Some companies have come up with their own homegrown strategies out of necessity. The Boston Consulting Group, a management consultancy, emphasizes the importance of risk-taking to new employees. "Most signals a company sends out are ... run the trains on time, do what you're told, meet the minimum expectations, don't create burdens on others. ... Those behaviors encourage conformity and risk avoidance," says Philip Evans, a senior vice president who gives internal presentations on the importance of creativity to BCG. "We're saying, 'It's OK to take risks, to be a burden.... That's doing your job.'"
Let it fly. Wendy Miller, chief marketing officer for Bain & Co., says one key for her management consultancy is avoiding bureaucracy in implementing new ideas. Recently, the company experimented with using the online program Second Life to teach new recruits about the company after a member on the marketing team proposed the idea. "It's important that you not burden the [creative] process with a lot of bureaucracy.... It just takes someone saying, 'This is an idea-let's pilot it,'" she says.

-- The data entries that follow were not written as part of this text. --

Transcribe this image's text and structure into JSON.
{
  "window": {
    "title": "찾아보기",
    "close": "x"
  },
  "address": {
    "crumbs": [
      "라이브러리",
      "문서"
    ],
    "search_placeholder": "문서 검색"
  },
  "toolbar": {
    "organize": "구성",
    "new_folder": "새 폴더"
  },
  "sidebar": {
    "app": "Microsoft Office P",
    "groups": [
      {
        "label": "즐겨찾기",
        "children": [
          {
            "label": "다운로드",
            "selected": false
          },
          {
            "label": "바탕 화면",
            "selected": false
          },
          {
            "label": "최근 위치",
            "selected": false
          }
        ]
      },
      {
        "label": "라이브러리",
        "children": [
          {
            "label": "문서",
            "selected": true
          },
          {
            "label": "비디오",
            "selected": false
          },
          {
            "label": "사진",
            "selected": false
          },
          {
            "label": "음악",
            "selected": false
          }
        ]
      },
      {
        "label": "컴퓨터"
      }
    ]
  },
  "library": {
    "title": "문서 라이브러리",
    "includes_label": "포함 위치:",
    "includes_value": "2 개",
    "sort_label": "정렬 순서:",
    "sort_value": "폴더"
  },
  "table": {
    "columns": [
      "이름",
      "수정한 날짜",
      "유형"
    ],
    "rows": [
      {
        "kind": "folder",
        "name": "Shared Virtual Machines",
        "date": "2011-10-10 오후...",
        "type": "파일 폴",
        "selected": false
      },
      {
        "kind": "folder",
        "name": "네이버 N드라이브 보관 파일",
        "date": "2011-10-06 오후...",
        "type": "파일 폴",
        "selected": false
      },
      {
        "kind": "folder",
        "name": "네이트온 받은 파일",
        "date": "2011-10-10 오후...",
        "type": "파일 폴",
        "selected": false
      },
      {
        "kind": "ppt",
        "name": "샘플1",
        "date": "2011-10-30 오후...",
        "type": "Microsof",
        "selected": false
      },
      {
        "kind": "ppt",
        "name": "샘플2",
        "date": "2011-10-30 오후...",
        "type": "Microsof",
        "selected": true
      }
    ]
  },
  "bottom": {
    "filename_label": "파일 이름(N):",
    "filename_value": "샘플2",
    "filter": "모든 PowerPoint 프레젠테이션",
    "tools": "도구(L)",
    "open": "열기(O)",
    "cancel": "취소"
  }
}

As executive creative director at the branding firm Landor Associates, Richard Westendorf is under pressure to constantly generate new ideas for his clients on how to present their brands to the public. One of his techniques is to encourage his team to leave the office. "We get stuck within cubes. Get outside, take a walk, go to a coffee shop, see a movie-you never know when inspiration is going to strike," he says.
Andrew Robinson, founder of a consultancy in Eugene, Ore., that helps organizations communicate with adolescents, recently shared his personal strategy on the Accidental Creative forum. Before he gets distracted by demands Monday morning, he writes down his goals, constraints, and excitement for the week to come. He plans his weeks accordingly and checks back in with his list on Friday afternoon. "It's become a significant source of inspiration ... so I don't become static," he says.

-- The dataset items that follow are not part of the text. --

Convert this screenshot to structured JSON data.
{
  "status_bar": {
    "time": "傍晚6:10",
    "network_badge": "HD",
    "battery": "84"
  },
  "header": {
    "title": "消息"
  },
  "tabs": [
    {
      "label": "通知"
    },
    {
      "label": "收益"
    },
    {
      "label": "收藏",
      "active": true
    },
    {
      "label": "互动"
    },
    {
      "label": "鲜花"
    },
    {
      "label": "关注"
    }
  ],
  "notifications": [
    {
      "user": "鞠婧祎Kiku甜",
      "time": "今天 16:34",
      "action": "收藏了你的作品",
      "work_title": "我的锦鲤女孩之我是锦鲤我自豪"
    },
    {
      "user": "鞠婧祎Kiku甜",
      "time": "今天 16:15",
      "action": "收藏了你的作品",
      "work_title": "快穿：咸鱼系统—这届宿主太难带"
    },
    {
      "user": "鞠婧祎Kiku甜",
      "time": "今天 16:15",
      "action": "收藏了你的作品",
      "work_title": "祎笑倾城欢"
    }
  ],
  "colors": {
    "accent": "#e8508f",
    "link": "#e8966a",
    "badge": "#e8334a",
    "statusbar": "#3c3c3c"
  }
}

Magic. As Disney's Sklar points out, creativity doesn't happen without hard work and discipline. "Anybody who thinks creativity is easy is not a truly creative person," says Brad Henderson, an Austin-based magician. He creates magic-infused events and parties, which he says requires discipline and skills in addition to good ideas. "Unless you can put creativity into practice, it's just daydreaming."
The flurry around creativity has grown so intense that it has even spawned what might be considered a backlash. "What we observe as creativity ... is often more the result of the application of good process," says Karl Ulrich, professor at the University of Pennsylvania's Wharton School.
When he had to come up with a catchy name for a piece of software he created, Ulrich didn't wait for a flash of brilliance. He made a list of 200 potential names and systematically judged each of them by domain-name availability, ease of spelling, and people's associations with the word. He ended up with the Darwinator.
"People call that creative. It isn't creative. It only looks creative," Ulrich says. He quotes Thomas Edison: "Genius is 1 percent inspiration and 99 percent perspiration." Ulrich is working on a book due out in 2008 tentatively titled Innovation: Managing the Value Creation Process.
Ulrich doesn't sound so different from the creativity gurus. As creativity speaker and author Brad Fregger puts it, "Creativity without discipline is chaos."